Question

Define normality.
\[6.3gms\] of oxalic acid is present in \[500ml\] of solution its normality is:

Answer 1

Hint: We must know about the word normality. Generally, normality is a quantitative measurement for chemical solutions. We can use the below formula to determine the normality of the solution.
\[Normality{\text{ }}of{\text{ }}solution{\text{ }}N = \dfrac{{Weight}}{{equivalent{\text{ }}wt.}} \times \dfrac{{1000}}{{volume(ml)}}\]

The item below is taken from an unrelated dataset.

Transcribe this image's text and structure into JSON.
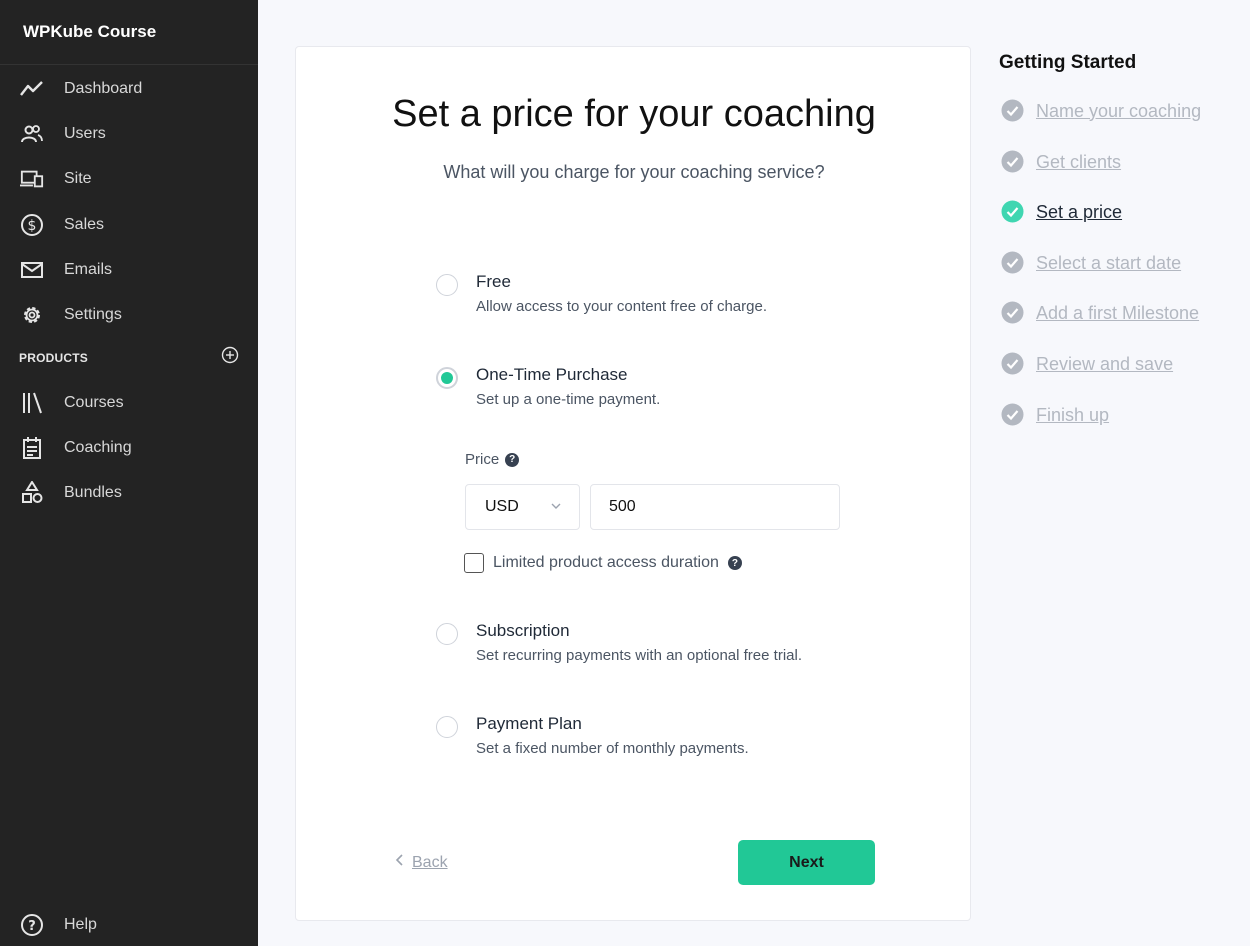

Complete step by step answer:
The concentration of any solution that is acknowledged in terms of gram equivalents is the normality of the solution.
We can use normality as the number of mole equivalents per liter of solution. Usually, the normality of the solution is represented by N or equivalent per liter (\[eq/L\])units.
We know that the chemical formula of oxalic acid is \[{C_2}{H_2}{O_4}.2{H_2}O\]
Ans also the molecular mass of\[{C_2}{H_2}{O_4}.2{H_2}O\] =\[126g\]
Now, to calculate normality, we will use below formula
\[Normality{\text{ }}of{\text{ }}oxalic{\text{ }}acid,N = \dfrac{{Wt.{\text{ }}of{\text{ }}oxalic{\text{ }}acid}}{{equivalent{\text{ }}wt.}} \times \dfrac{{1000}}{{volume(ml)}}\]
To solve this, we must have a value of the equivalent weight of oxalic acid.
So, equivalent weight of Oxalic acid = \[\dfrac{{molecular{\text{ }}mass}}{{Basicity}}\]
∴ equivalent weight of Oxalic acid = \[\dfrac{{126}}{2}\] =\[63{\text{ }}gm/eq\].
Now, substituting the values, in the formula of normality equation, we get

Normality= \[\dfrac{{6.3}}{{63}} \times \dfrac{{1000}}{{500}} = 0.1 \times 2{\text{ }} = 0.2{\text{ }}gm.mole{\text{ }}per{\text{ }}liter\]
Hence, the Normality of oxalic acid is\[0.2{\text{ }}gram{\text{ }}moles{\text{ }}per{\text{ }}litre\].
Additional information:
We can use normality instead of molarity because often \[1{\text{ }}mole\]of acid does not neutralize \[1{\text{ }}mole\]of base.
Below given are different formulas that are used to calculate Normality of a solution depending upon given data.
i.\[Normality{\text{ }} = {\text{ }}Number{\text{ }}of{\text{ }}gram{\text{ }}equivalents{\text{ }} \times {\text{ }}{\left[ {volume{\text{ }}of{\text{ }}solution{\text{ }}in{\text{ }}litres} \right]^{ - 1}}\]
ii.\[Number{\text{ }}of{\text{ }}gram{\text{ }}equivalents{\text{ }} = {\text{ }}weight{\text{ }}of{\text{ }}solute\; \times {\text{ }}{\left[ {Equivalent{\text{ }}weight{\text{ }}of{\text{ }}solute} \right]^{ - 1}}\]
iii.\[N{\text{ }} = {\text{ }}Weight{\text{ }}of{\text{ }}Solute{\text{ }}\left( {gram} \right){\text{ }} \times {\text{ }}\left[ {Equivalent{\text{ }}weight{\text{ }} \times {\text{ }}Volume{\text{ }}\left( L \right)} \right]\]
iv.\[N{\text{ }} = {\text{ }}Molarity{\text{ }} \times {\text{ }}Molar{\text{ }}mass{\text{ }} \times {\text{ }}{\left[ {Equivalent{\text{ }}mass} \right]^{ - 1}}\]
v.\[N{\text{ }} = {\text{ }}Molarity\; \times {\text{ }}Basicity\; = {\text{ }}Molarity{\text{ }} \times {\text{ }}Acidity\]

Note:
We can use normality to determine the concentrations of the solution in acid-base titration chemistry. For example, we can use normality to determine the number of ions that will get precipitated in precipitation reactions. Also in redox reactions to determine the number of electrons that a reducing or an oxidizing agent can donate or accept.